The "deaths" of Bitcoin
The CEO of TransferWise, the company behind the creators of Skype and PayPal which has transformed the scenario for transnational money transfers, has announced –for the thousandth time– the death of the most high-profile cryptocurrency.
Taavet Hinrikus is the CEO of TransferWise. In an interview he gave last week to celebrate the launch of the services of the company he heads in Mexico, Hinrikus claimed that “the Bitcoin experiment is dead”.
The death of Bitcoin, according to Hinrikus, is due to the “gold fever” with which it has become encumbered, and which has relegated it to use by people who, in his view, are not “normal”. It therefore does not respond to a need –in Hinrikus' opinion–, and nor does it resolve a problem.

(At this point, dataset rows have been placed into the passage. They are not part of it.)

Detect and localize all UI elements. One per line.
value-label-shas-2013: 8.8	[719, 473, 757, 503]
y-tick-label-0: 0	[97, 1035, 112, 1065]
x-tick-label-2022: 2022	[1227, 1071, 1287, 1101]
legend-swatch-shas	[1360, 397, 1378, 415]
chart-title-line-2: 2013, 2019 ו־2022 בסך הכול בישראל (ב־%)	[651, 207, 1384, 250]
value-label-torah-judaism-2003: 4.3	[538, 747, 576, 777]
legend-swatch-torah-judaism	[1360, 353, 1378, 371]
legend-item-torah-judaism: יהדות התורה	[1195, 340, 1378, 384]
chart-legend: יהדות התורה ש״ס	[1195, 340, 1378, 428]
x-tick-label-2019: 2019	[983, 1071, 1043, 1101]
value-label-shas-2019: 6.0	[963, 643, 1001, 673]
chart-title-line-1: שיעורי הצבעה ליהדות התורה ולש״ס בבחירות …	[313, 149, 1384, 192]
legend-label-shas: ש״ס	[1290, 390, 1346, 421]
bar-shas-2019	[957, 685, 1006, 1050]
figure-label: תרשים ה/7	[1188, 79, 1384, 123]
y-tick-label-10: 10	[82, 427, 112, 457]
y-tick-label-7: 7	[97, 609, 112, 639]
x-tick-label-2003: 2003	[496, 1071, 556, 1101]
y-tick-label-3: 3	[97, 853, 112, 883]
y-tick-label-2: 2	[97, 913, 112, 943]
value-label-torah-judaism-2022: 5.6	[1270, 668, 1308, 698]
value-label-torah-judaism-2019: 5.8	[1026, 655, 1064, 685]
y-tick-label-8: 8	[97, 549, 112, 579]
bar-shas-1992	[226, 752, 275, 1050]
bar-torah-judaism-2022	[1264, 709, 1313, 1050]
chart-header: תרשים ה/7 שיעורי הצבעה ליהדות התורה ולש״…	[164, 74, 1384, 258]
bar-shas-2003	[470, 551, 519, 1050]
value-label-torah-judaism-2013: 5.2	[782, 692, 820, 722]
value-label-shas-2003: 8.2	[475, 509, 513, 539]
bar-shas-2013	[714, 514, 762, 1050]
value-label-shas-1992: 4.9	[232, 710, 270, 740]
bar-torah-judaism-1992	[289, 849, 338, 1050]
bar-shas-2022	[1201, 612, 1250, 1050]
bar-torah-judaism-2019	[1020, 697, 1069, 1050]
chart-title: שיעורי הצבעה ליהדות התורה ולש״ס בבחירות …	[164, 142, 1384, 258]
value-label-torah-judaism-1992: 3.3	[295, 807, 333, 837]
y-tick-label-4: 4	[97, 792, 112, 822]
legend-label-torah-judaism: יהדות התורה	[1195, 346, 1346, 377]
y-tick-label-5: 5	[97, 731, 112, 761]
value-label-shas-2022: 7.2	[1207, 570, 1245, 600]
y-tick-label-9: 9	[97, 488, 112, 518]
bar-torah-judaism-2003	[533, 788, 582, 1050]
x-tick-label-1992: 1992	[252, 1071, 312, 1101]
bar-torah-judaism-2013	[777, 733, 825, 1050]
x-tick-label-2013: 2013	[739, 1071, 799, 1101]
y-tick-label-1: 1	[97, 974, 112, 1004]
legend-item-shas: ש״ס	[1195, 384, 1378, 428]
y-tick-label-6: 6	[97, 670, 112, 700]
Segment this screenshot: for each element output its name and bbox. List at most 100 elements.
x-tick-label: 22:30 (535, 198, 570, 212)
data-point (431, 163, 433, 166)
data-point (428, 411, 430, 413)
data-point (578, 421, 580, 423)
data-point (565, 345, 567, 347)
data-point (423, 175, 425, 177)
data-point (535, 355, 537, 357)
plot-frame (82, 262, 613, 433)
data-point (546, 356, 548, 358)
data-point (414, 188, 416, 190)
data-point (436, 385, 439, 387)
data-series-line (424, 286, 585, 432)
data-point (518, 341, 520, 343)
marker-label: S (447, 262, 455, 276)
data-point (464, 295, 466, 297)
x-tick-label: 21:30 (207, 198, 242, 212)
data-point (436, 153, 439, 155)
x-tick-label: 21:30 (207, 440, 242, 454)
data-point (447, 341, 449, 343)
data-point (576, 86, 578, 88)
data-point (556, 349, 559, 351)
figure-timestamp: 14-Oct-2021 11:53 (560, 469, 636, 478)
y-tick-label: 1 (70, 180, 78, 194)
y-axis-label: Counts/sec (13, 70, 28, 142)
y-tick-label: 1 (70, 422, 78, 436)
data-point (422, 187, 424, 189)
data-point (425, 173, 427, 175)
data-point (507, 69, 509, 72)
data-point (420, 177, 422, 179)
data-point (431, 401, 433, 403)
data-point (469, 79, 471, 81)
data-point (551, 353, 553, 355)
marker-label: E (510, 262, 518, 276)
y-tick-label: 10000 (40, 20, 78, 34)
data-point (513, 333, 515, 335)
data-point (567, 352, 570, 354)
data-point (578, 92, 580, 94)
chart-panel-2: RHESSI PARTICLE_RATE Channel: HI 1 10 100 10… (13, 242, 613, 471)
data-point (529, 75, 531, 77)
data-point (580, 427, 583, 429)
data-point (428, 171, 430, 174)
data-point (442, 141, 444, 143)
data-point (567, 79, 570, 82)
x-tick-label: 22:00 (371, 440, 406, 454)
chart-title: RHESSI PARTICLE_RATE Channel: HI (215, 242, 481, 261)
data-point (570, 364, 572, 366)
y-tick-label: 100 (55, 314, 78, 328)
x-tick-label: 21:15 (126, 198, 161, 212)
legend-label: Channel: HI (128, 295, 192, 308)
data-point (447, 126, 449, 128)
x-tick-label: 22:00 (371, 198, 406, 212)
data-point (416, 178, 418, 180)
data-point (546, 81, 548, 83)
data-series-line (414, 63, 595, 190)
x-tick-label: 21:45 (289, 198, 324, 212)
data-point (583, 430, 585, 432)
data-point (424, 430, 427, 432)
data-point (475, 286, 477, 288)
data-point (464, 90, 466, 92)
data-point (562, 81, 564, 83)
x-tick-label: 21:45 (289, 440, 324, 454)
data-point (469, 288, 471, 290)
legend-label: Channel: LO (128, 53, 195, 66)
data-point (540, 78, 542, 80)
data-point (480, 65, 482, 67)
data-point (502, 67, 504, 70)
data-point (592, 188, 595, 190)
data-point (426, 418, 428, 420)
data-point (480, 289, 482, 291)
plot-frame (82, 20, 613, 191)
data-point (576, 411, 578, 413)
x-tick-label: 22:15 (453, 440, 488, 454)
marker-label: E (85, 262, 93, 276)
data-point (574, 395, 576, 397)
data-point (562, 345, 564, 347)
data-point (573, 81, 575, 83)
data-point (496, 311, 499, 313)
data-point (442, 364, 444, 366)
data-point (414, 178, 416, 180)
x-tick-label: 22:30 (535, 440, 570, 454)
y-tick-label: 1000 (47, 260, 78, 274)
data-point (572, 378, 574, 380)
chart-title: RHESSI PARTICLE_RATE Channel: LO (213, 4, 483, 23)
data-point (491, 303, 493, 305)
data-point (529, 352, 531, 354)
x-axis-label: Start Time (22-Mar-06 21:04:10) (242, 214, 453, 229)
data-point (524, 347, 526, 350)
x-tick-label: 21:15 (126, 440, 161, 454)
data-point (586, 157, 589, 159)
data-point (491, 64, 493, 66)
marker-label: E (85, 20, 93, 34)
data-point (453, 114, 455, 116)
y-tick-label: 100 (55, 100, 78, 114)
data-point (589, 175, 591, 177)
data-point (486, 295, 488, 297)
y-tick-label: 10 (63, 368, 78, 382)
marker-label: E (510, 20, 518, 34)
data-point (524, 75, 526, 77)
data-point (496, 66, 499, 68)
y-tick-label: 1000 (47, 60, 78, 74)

One thing he considers worth salvaging from the pyre is blockchain technology, which he says is still in too much of an embryonic stage to be able to predict its future applications.
The interview with Hinrikus marks another obituary, one more in the collection made by Jordan Tuwiner, as part of the collection entitled Bitcoin Obituaries. However his comments are not without foundation, as Mike Hearn highlighted in January 2016 in Medium. He explained the death of Bitcoin through the “failure of its community” (as seen by the expulsion of Coinbase from the official Bitcoin forums and lists), in an example that has shaken the most steadfast believers in the digital currency to their core. This interview simply adds to the list of up to 101 obituaries published so far in the press.
Since its death was first announced in 2010, Bitcoin has consistently been cited in the print and digital media as a failed experiment. In 2015, as many as 39 Bitcoin deaths were reported, making it the most deadly year for the digital currency. What can we expect from 2016? So far this year, the demise of Bitcoin has been announced up to 14 times, the same amount as throughout the whole of 2013.